ANAO gives its verdict on ATO's tax avoidance taskforce
The ATO’s tax avoidance taskforce is estimated to have generated around $7.9 billion in tax liabilities and $4.4 billion in cash collections so far.
The Australian Taxation Office (ATO) has welcomed the release of the Australian National Audit Office’s (ANAO) performance audit, Tax Avoidance Taskforce – Meeting Budget Commitments, which has found that there has been a significant increase in compliance revenue since the commencement of the taskforce.
The audit focused on whether the taskforce has been resourced in accordance with budget estimates.
In publishing its findings, the ANAO said that it is not clear the extent to which the boost in compliance revenue is a result of budget measure resources provided for the taskforce.
ANAO explained that the ATO also had not implemented a methodology that accurately monitored taskforce resourcing, and as such can not conclusively demonstrate that the Tax Avoidance Taskforce has met the revenue and resourcing commitments set out in the 2016-17 budget.
The auditor expressed a preference for a distinct separation of taskforce funded positions and case work from existing ATO funded positions and case work.
Responding to its findings, the ATO opined that it would be counter-productive to set up two organisations doing the same work.
“Our approach has been to fully integrate taskforce funding into existing ATO programs. This reflects the design of the taskforce to expand upon existing programs and undertake new work programs rather than operate as a distinct, separate program within the ATO. It also provides the flexibility to allocate resources in response to changes in the taxpayer landscape,” said the Tax Office.
It argued that it has carefully “considered how to incorporate this large budget measure to deliver the best return on investment to the government and the Australian public”.
“We estimate the taskforce has generated around $7.9 billion in tax liabilities and $4.4 billion in cash collections so far,” the ATO said.

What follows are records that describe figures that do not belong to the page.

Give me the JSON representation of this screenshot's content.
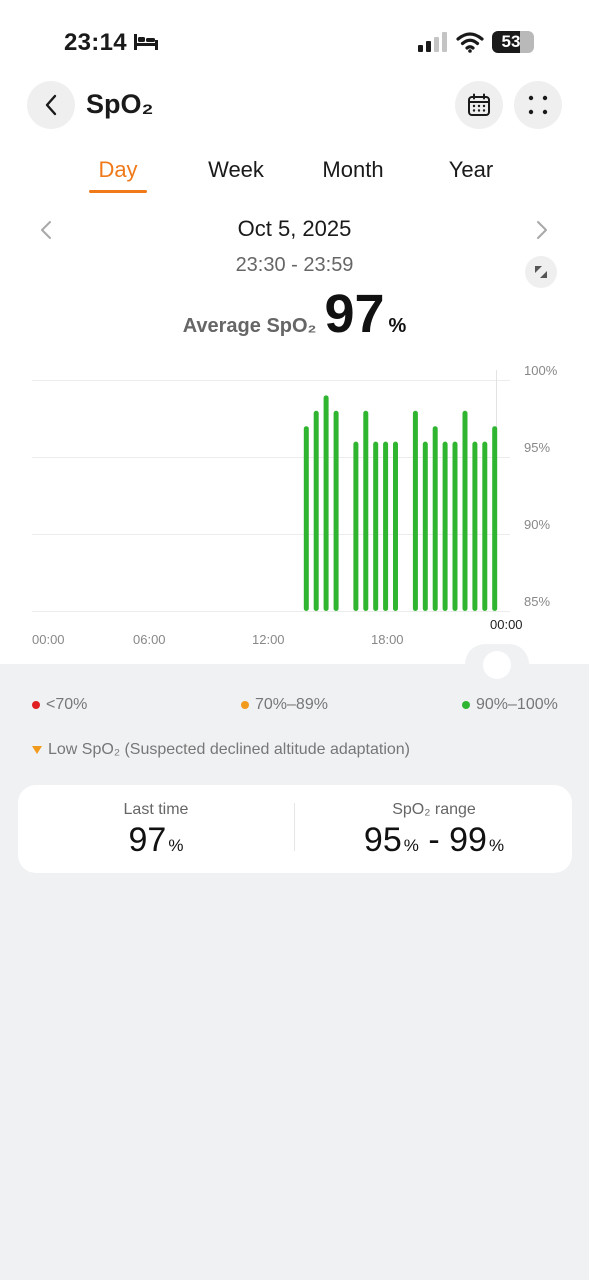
{
  "status_bar": {
    "time": "23:14",
    "battery": "53"
  },
  "header": {
    "title": "SpO₂"
  },
  "tabs": [
    {
      "label": "Day",
      "active": true
    },
    {
      "label": "Week",
      "active": false
    },
    {
      "label": "Month",
      "active": false
    },
    {
      "label": "Year",
      "active": false
    }
  ],
  "date_nav": {
    "date": "Oct 5, 2025",
    "time_range": "23:30 - 23:59"
  },
  "average": {
    "label": "Average SpO₂",
    "value": "97",
    "unit": "%"
  },
  "chart_data": {
    "type": "bar",
    "x_tick_labels": [
      "00:00",
      "06:00",
      "12:00",
      "18:00"
    ],
    "end_label": "00:00",
    "y_tick_labels": [
      "100%",
      "95%",
      "90%",
      "85%"
    ],
    "ylim": [
      85,
      100
    ],
    "grid": true,
    "bar_color": "#2fb52f",
    "series": [
      {
        "values": [
          {
            "x": "13:50",
            "y": 97
          },
          {
            "x": "14:20",
            "y": 98
          },
          {
            "x": "14:50",
            "y": 99
          },
          {
            "x": "15:20",
            "y": 98
          },
          {
            "x": "16:20",
            "y": 96
          },
          {
            "x": "16:50",
            "y": 98
          },
          {
            "x": "17:20",
            "y": 96
          },
          {
            "x": "17:50",
            "y": 96
          },
          {
            "x": "18:20",
            "y": 96
          },
          {
            "x": "19:20",
            "y": 98
          },
          {
            "x": "19:50",
            "y": 96
          },
          {
            "x": "20:20",
            "y": 97
          },
          {
            "x": "20:50",
            "y": 96
          },
          {
            "x": "21:20",
            "y": 96
          },
          {
            "x": "21:50",
            "y": 98
          },
          {
            "x": "22:20",
            "y": 96
          },
          {
            "x": "22:50",
            "y": 96
          },
          {
            "x": "23:20",
            "y": 97
          }
        ]
      }
    ]
  },
  "legend": [
    {
      "label": "<70%",
      "color": "#e02020"
    },
    {
      "label": "70%–89%",
      "color": "#f29a1c"
    },
    {
      "label": "90%–100%",
      "color": "#2fb52f"
    }
  ],
  "low_note": {
    "label": "Low SpO₂ (Suspected declined altitude adaptation)",
    "color": "#f29a1c"
  },
  "summary": {
    "last_time": {
      "label": "Last time",
      "value": "97",
      "unit": "%"
    },
    "range": {
      "label": "SpO₂ range",
      "low": "95",
      "high": "99",
      "unit": "%",
      "separator": "-"
    }
  },
  "icons": {
    "back": "chevron-left-icon",
    "calendar": "calendar-icon",
    "more": "grid-dots-icon",
    "prev": "chevron-left-icon",
    "next": "chevron-right-icon",
    "expand": "expand-icon",
    "bed": "bed-icon",
    "signal": "signal-icon",
    "wifi": "wifi-icon"
  },
  "colors": {
    "accent": "#f07a1a"
  }
}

The ATO noted that the success of the taskforce is prompting large multinationals, public and private groups to proactively manage and prevent tax risks in their business by adopting robust tax governance arrangements through early and open engagement with the ATO.
“The success of the taskforce is the result of a combined effort across various business areas of the ATO to tackle tax avoidance. This funding has enhanced and extended existing compliance activities targeting large multinationals and high wealth individuals,” it said.

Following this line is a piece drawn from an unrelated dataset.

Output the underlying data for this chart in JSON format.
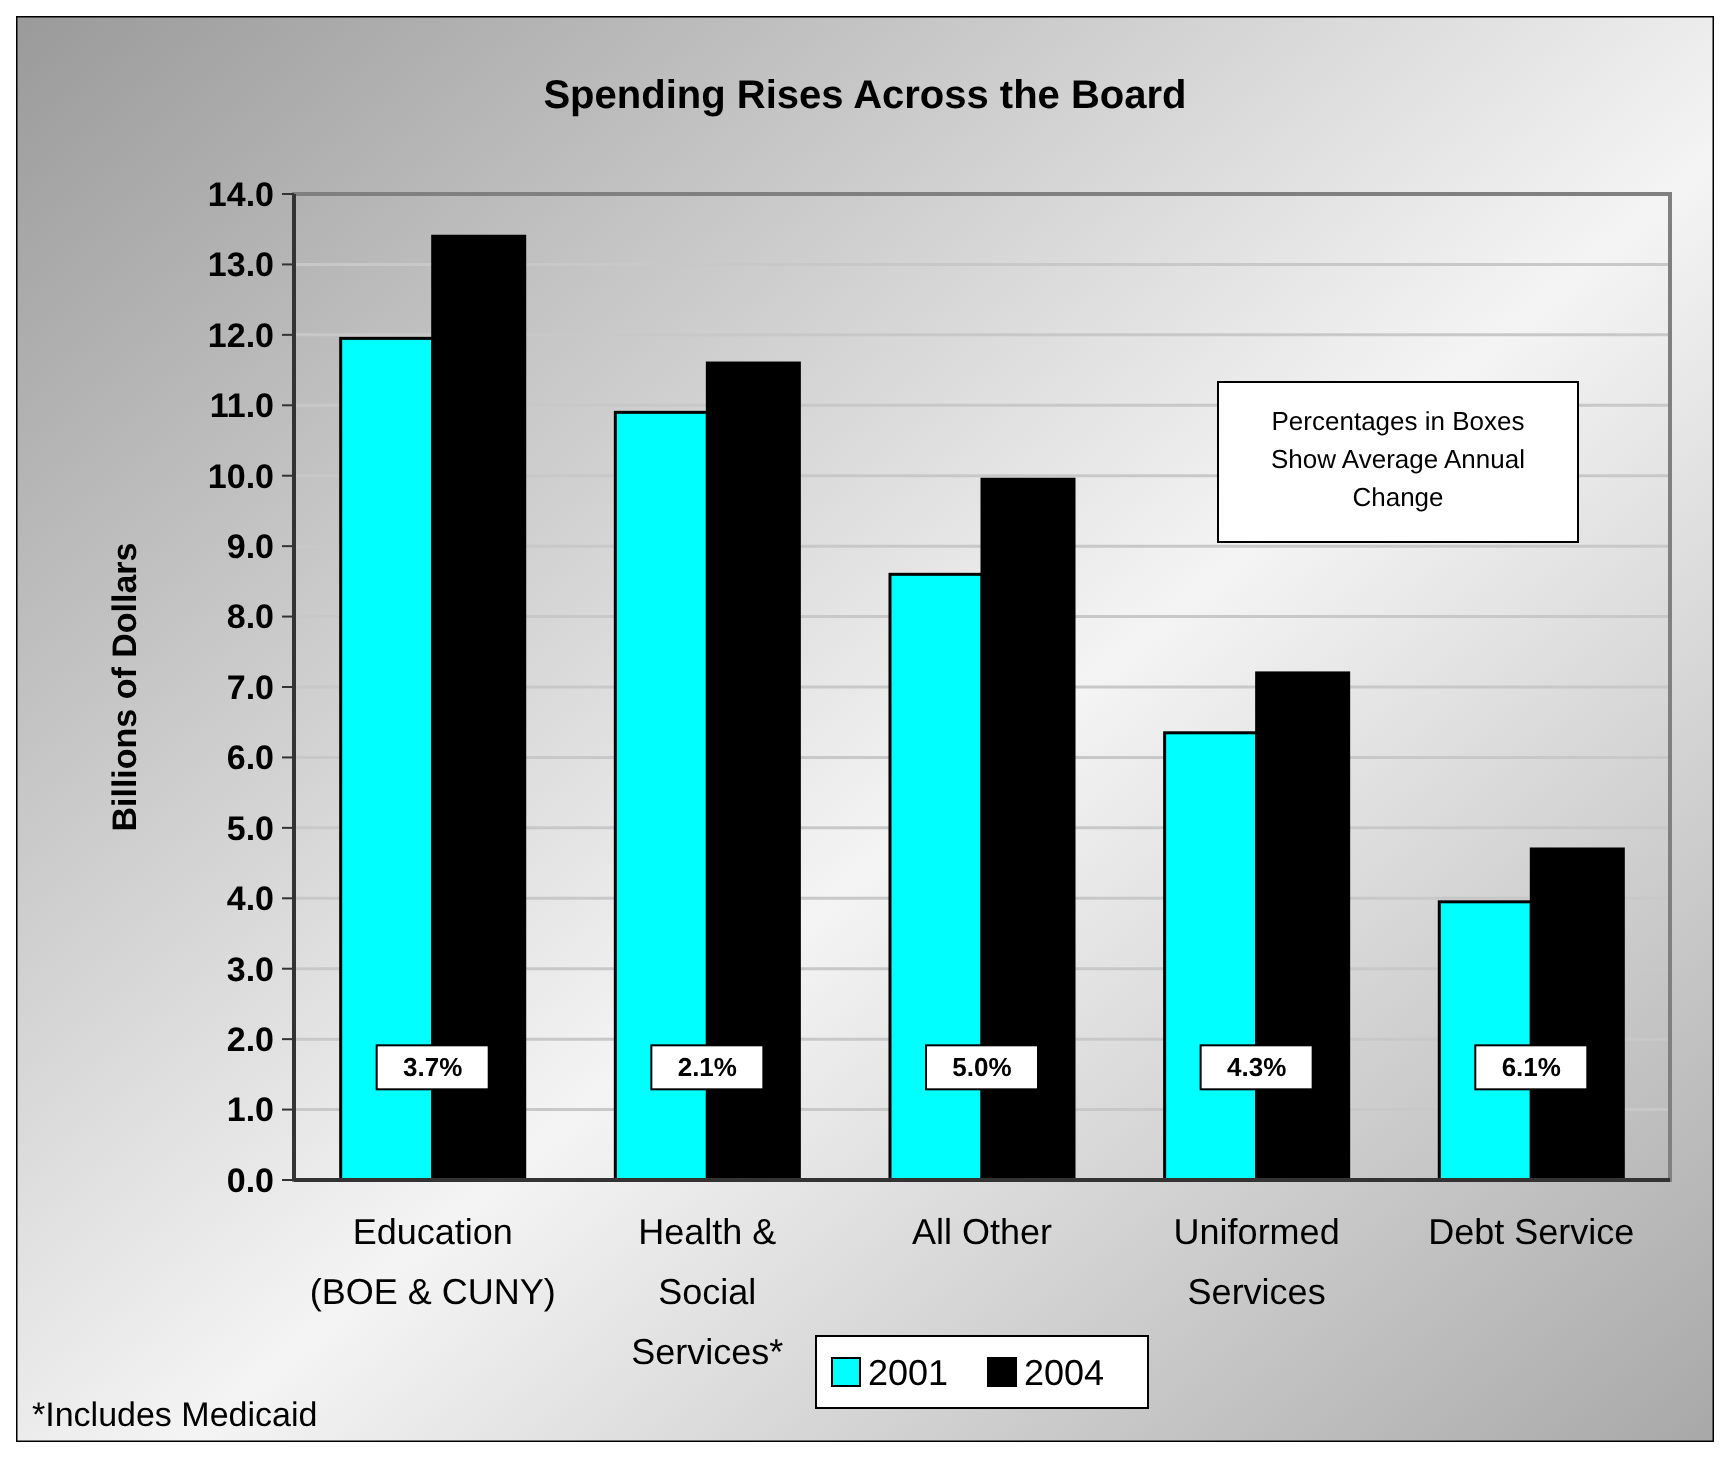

“The collective and integrated approach taken by the ATO is validated by the outstanding success of the initiative.”
Despite not agreeing with all of ANAO's findings, the Tax Office has agreed to some of its recommendations and is set to further examine the conclusions with the aim of incorporating the suggestions it believes appropriate into future improvements to its programs.
Recommendation number 1
In proposals for specific budget funding of compliance activities, the Australian Taxation Office documents:
- the source and basis of each assumption used in the resourcing and revenue models;
- how it will monitor and report actual resourcing and revenue associated with the funding measure; and
- either the pre-existing levels of resourcing and revenue related to the measure, or why it is not feasible to provide these levels.
Australian Taxation Office response: Agree with (a); Disagree with (b) and (c).
Recommendation number 2
The Australian Taxation Office develops a framework or set of principles to support accurate monitoring of actual costs and revenues of compliance measures, consistent with the measure’s proposals.
Australian Taxation Office response: Agree.